Reputation: 58953
the following code (in the main thread) works well, I grep some files and the search until the first 100 results are found (writing the results to a file), then exit:
command = 'grep -F "%s" %s*.txt' % (search_string, DATA_PATH)
p = Popen(['/bin/bash', '-c', command], stdout = PIPE)
f = open(output_file, 'w+')
num_lines = MAX_RESULTS
while True:
line = p.stdout.readline()
print num_lines
if line != '':
f.write(line)
num_lines = num_lines - 1
if num_lines == 0:
break
else:
break
The very same code used into a Process subclass, always returns grep: writing output: Broken pipe
in the console:
class Search(Process):
def __init__(self, search_id, search_string):
self.search_id = search_id
self.search_string = search_string
self.grepped = ''
Process.__init__(self)
def run(self):
output_file = TMP_PATH + self.search_id
# flag if no regex chars
flag = '-F' if re.match(r"^[a-zA-Z0\ ]*$", self.search_string) else '-P'
command = 'grep %s "%s" %s*.txt' % (flag, self.search_string, DATA_PATH)
p = Popen(['/bin/bash', '-c', command], stdout = PIPE)
f = open(output_file, 'w+')
num_lines = MAX_RESULTS
while True:
line = p.stdout.readline()
print num_lines
if line != '':
f.write(line)
num_lines = num_lines - 1
if num_lines == 0:
break
else:
break
How come? How to fix this?
Upvotes: 2
Views: 227
Reputation: 880877
I can reproduce the error message like this:
import multiprocessing as mp
import subprocess
import shlex
def worker():
proc = subprocess.Popen(shlex.split('''
/bin/bash -c "grep -P 'foo' /tmp/test.txt"

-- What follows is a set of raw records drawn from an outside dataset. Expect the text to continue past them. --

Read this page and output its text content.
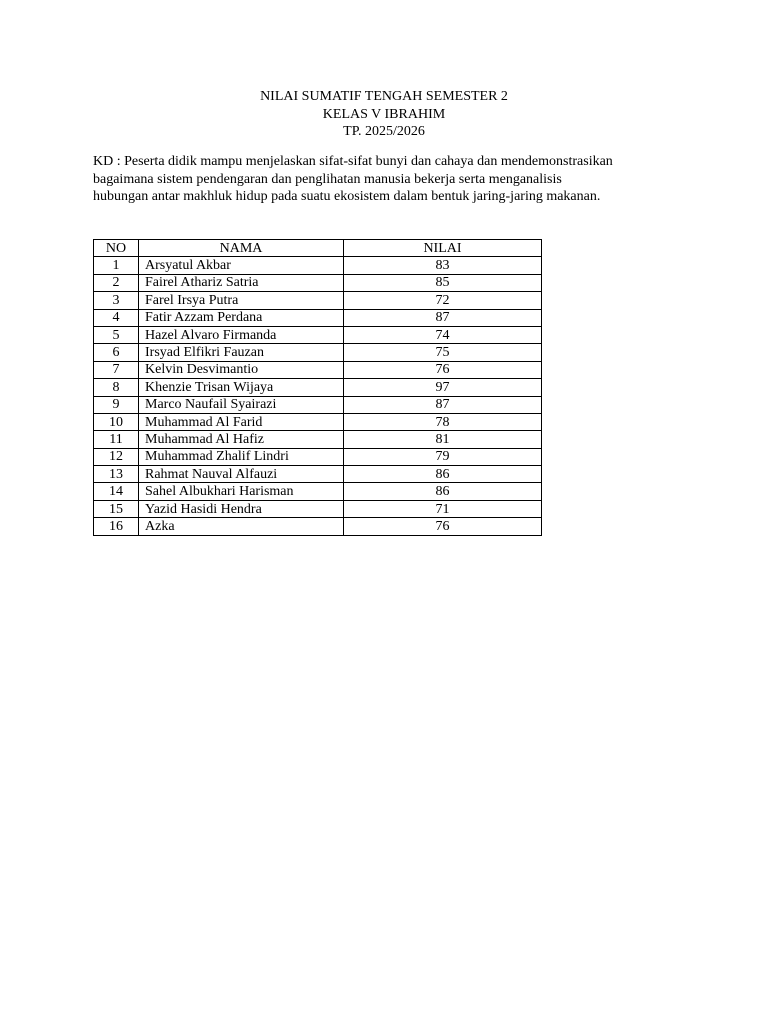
NILAI SUMATIF TENGAH SEMESTER 2
KELAS V IBRAHIM
TP. 2025/2026
KD : Peserta didik mampu menjelaskan sifat-sifat bunyi dan cahaya dan mendemonstrasikan
bagaimana sistem pendengaran dan penglihatan manusia bekerja serta menganalisis
hubungan antar makhluk hidup pada suatu ekosistem dalam bentuk jaring-jaring makanan.
NO	NAMA	NILAI
1	Arsyatul Akbar	83
2	Fairel Athariz Satria	85
3	Farel Irsya Putra	72
4	Fatir Azzam Perdana	87
5	Hazel Alvaro Firmanda	74
6	Irsyad Elfikri Fauzan	75
7	Kelvin Desvimantio	76
8	Khenzie Trisan Wijaya	97
9	Marco Naufail Syairazi	87
10	Muhammad Al Farid	78
11	Muhammad Al Hafiz	81
12	Muhammad Zhalif Lindri	79
13	Rahmat Nauval Alfauzi	86
14	Sahel Albukhari Harisman	86
15	Yazid Hasidi Hendra	71
16	Azka	76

'''), stdout = subprocess.PIPE)
line = proc.stdout.readline()
print(line)
# proc.terminate() # This fixes the problem
if __name__=='__main__':
N = 6000
with open('/tmp/test.txt', 'w') as f:
f.write('bar foo\n'*N) # <--- Increasing this number causes grep: writing output: Broken pipe
p = mp.Process(target = worker)
p.start()
p.join()
If the above code does not produce the error for you, increase the size of the file /tmp/test.txt by increasing N
. (Conversely, you can hide the fact that there is a bug in the code by reducing N
.)
If the worker process ends before the grep subprocess, then the grep gets a SIGPIPE telling it that its stdout has been closed. grep
responds by printing
grep: writing output: Broken pipe
to stderr, once for every line it is still processing.
The fix is to terminate the process with proc.terminate()
before worker
ends.
Upvotes: 1